Zoher M. Karachiwala

CEO, United Power Company

We were the first independent power producer (IPP) in the Middle East. We started out with a small plant compared to some of the larger ones we now have. We commenced Phase I of operations in 1996, a 20-year concession that ended in September 2016. Phase II started in 2000, which when finished will have its assets handed over to the government in April 2020. There is an option in the Power Purchase Agreement to terminate the agreement earlier as well with the consent of UPC. The plant has a useful life beyond 2020 whose assets would be realistic for the government to resell to any new bidder under the public tendering process. Demand for power is continuously growing, and the government is keenly looking at increasing generating capacity of the country. I expect renewable energy to be the new frontier not only in Oman but also in Middle East. Although the cost of renewables is still high compared to oil and gas, the willingness to look at environmentally-friendly sources will be seen favorably by the government. The cost of renewables is coming down gradually, and in a couple of years it may be viable to shift. Until then, traditional gas-generated plants will still be at the forefront.

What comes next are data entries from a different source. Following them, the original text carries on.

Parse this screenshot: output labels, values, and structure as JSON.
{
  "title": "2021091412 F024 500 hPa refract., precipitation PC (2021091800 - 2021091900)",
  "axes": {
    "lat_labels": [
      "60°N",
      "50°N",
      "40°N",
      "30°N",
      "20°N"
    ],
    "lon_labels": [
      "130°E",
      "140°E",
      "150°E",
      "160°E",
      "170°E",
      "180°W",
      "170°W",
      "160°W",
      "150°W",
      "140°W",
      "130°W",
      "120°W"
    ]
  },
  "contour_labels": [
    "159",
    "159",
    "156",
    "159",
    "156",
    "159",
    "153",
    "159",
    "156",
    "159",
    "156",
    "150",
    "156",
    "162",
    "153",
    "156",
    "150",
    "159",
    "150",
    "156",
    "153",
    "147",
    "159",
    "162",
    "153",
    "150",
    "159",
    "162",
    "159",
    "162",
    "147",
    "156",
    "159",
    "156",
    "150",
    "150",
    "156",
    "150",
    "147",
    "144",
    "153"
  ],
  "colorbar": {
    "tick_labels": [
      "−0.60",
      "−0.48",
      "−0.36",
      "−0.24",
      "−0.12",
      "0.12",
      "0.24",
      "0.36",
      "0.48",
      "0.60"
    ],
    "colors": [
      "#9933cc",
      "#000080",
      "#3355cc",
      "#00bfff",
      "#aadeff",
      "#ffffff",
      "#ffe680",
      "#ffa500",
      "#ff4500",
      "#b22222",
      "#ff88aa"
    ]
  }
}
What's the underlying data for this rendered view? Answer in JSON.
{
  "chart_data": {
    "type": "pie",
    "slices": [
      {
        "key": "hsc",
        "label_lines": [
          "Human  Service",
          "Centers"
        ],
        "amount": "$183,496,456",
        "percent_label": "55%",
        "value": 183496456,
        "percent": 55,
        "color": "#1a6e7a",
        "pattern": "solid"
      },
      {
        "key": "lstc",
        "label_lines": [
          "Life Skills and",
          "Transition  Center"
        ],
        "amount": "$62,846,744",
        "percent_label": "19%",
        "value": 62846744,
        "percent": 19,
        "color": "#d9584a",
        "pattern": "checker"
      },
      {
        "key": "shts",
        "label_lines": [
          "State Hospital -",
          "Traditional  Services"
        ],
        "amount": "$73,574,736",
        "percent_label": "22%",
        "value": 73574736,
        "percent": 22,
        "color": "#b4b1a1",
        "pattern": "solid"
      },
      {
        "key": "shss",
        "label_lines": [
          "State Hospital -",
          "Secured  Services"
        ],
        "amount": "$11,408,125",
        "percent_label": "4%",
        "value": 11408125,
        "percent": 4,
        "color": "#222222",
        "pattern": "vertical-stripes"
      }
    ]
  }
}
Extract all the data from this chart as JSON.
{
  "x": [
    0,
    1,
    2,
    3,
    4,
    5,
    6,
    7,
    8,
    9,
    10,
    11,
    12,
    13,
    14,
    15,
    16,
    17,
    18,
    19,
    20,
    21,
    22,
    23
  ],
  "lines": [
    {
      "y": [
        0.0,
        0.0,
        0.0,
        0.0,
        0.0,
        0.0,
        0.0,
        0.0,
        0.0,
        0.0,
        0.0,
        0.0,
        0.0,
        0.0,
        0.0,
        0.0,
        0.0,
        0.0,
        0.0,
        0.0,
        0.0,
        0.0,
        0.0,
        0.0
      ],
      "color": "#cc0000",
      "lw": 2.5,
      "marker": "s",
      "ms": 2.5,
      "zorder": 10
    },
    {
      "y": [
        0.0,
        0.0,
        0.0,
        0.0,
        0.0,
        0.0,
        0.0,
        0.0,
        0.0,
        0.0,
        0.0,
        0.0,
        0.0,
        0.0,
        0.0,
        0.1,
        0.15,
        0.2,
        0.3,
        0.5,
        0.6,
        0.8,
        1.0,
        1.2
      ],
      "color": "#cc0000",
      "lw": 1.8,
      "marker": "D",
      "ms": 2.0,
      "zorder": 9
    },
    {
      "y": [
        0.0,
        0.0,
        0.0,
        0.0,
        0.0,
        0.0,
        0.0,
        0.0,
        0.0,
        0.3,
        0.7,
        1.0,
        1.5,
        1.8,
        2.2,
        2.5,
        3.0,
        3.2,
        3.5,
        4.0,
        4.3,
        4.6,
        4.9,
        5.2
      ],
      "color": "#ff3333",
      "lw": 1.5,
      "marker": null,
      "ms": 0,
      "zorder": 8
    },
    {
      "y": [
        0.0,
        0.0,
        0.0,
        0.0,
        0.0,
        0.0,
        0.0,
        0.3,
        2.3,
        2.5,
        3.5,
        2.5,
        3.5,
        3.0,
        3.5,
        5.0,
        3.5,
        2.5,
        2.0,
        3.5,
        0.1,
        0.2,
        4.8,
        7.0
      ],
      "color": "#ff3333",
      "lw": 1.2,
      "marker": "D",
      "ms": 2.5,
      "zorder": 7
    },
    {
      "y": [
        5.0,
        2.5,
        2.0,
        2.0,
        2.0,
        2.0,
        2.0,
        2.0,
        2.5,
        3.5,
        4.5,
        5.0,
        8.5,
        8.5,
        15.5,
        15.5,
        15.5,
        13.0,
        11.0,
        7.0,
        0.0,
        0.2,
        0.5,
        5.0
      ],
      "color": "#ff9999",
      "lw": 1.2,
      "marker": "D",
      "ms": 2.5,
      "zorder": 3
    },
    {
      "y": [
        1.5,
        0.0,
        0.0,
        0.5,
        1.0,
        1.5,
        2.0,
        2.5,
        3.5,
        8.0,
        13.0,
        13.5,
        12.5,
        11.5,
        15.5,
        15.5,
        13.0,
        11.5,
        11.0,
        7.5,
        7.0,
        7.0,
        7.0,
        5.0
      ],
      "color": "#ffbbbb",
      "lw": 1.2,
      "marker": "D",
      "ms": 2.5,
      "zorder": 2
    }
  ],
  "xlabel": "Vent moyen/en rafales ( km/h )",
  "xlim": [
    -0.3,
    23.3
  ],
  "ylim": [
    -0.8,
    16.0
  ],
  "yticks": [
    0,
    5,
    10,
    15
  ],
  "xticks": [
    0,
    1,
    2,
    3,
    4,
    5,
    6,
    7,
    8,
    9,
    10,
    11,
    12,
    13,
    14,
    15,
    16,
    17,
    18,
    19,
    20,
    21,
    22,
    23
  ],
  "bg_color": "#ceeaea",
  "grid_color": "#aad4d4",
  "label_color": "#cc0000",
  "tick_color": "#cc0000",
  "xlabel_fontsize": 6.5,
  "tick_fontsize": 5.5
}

Ahmed bin Saif bin Khamis Al-Mazrouy

CEO, Majis Industrial Services

We felt that it was important not to feel limited by the current services we provide. We need to expand in terms of the product and move into new concession areas. Cooling water is one product of Majis, but we have four more products: potable water, process water, effluent treatment systems, and irrigation water. We are now looking to see if there is need for other water products inside the concession areas we are in at the moment. For the time being, no one is approaching us with a request for products other than what we have already identified a need for. Wastewater from domestic waste or sewage systems and industrial effluent is collected and treated by us. Out of that water we can create irrigation water and process water, which is sent back to the industry. Currently, we receive around 10,000cbm per day of water to treat and process. From that, we can produce about 7,000cbm of processed water. Some of that goes on to become irrigation water and 20% goes to the sea as brine. We also take a keen interest in the industrial sector. Although it is not yet in our concession area, we want to start serving that sector with water solutions, such as potable process water and management.

Said Ahmed Safar

CEO, Said Ahmed Safar

The company is currently engaged in meter readings, billing, collection, disconnection and reconnection, and customer service in the Muscat, Batinah, and Dhahirah governorates. OIFC is the pioneer in this field in its service to customers and principals. OIFC’s business scope addresses two areas of service. The first relates to corporate contractual agreements with the Omani government, such as the Public Authority of Electricity and the water and electricity sectors, where OIFC is currently providing meter reading and billing operations services for electricity and water and telecom service providers for whom OIFC prints and mails telecom bills and collection services. This enables OIFC to manage customers’ utility accounts, including printing and mailing their bills and collection services for all the customers (individuals and corporate entities) and pay their utility bills in one place. These services are offered to all general public and corporate entities via multiple channels of customer interaction platforms, including OIFC’s network of 43 branches located throughout all the governorates of Oman and in every major city and town. OIFC has also established 37 bill payment machines installed in prime locations for facilitating their customer’s convenience of services around the clock.